In other words, once you've have discovered a problem:
Solve it once,
and only once,
for all time.
but you must ensure that the solution is
conveyed to any developers who might invoke
the discrepancy in the future.
Caution
When changing code to adapt to a new target ...
Do not break any previous
adaptation!!!
Strategy and Mechanisms
The following sections describe
the major strategies and mechanisms I use.
Adopt them as is feasible.
Single Sourcing
All products, for all platforms, for all configurations,
for all concerned parties (e.g., developers, Q.A., release
engineers) are built from a:
Single
Universal
Shared
Source
File
System
such as [Korn 89], [Tilbrook 90a], [Glew 89], build(1).
Comprehensive Incremental Construction
The software construction system should provide a
comprehensive approach to incremental construction
that ensures that any modification causes
the appropriate constructions to be applied.
This should incorporate full dynamic transitive closure
dependency tracking (e.g., mkdepends is a half-hearted attempt
at this, but a good start).
If you are forced to use make, know ye well
its many limitations.
A Compatibility Library
Add your own compatibility library as the penultimate library
(i.e., immediately before libc) for every program.
This library should contain any subroutine mappings that
are required to compensate for libc deficiencies.
In some instances, it must come between two libcs
(one from each universe).
A Environment Header File
Insert at the beginning of every C file,
(be it source or generated) an include of one of your own
header files.
All our sources contain as the first C statement:
#include <envir/system.h>
This header file contains, in part:
-
defines used to suppress or select code based on
platform or operating system types (e.g., SY_U53,
SY_B43, MIPS_ENV)
-
commonly used types (e.g., Bool_t,
Schar_t for signed character);
-
defines for Prototype declarations;
-
defines for TRUE and FALSE,
-
Boolean manifests for type of token pasting and other
compiler settings.
Foreign Header File Wrappers
Never include a supplier's header file directly.
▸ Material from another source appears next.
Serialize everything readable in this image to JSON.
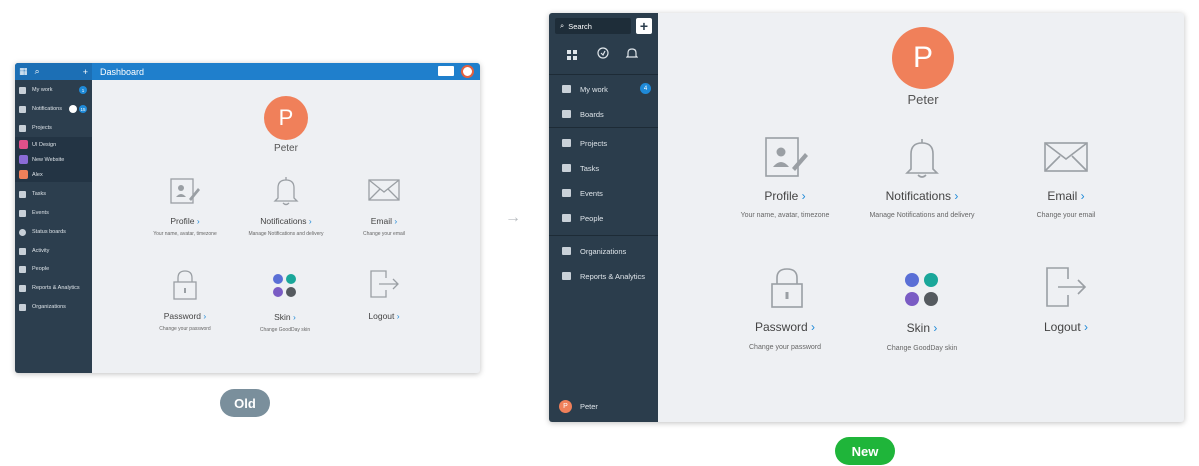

Always wrap in one of your own idempotent header files,
as in:
#ifndef ENVIR_STDIO_H
# define ENVIR_STDIO_H
# undef NULL
# include <stdio.h>
# undef NULL
# define NULL (0)
/* missing prototypes */
#endif /* ENVIR_STDIO_H */
This allows one to correct their mistakes and omissions,
and deal with discrepancies (e.g., type of sprintf)
in single location.
In some cases, provide capability based name for header
to deal with discrepancies.
For example create <envir/open.h> to include
header that contains open(2) arguments or
define them if not provided.
A Single Parameterization File
Build a mechanism to construct and use
a single platform parameterization file,
that is a file that provides all platform
specific settings or options for the software
(e.g., appropriate type for a signed character,
the include file that contains the open(2)'s second argument
manifests).
- F.Y.I.:
-
My parameterization file contains 112 settings
which provide all required sub-routine and header file mappings,
all site specific information (e.g., address, telephone),
a variety of system specific constants and booleans
(e.g., ANSI type token pasting, supports Prototypes).
A procedure (e.g., strfix at our site)
is used to insert parameter values
in specific configured files
(e.g., <envir/system.h> and <envir/stdio.h>)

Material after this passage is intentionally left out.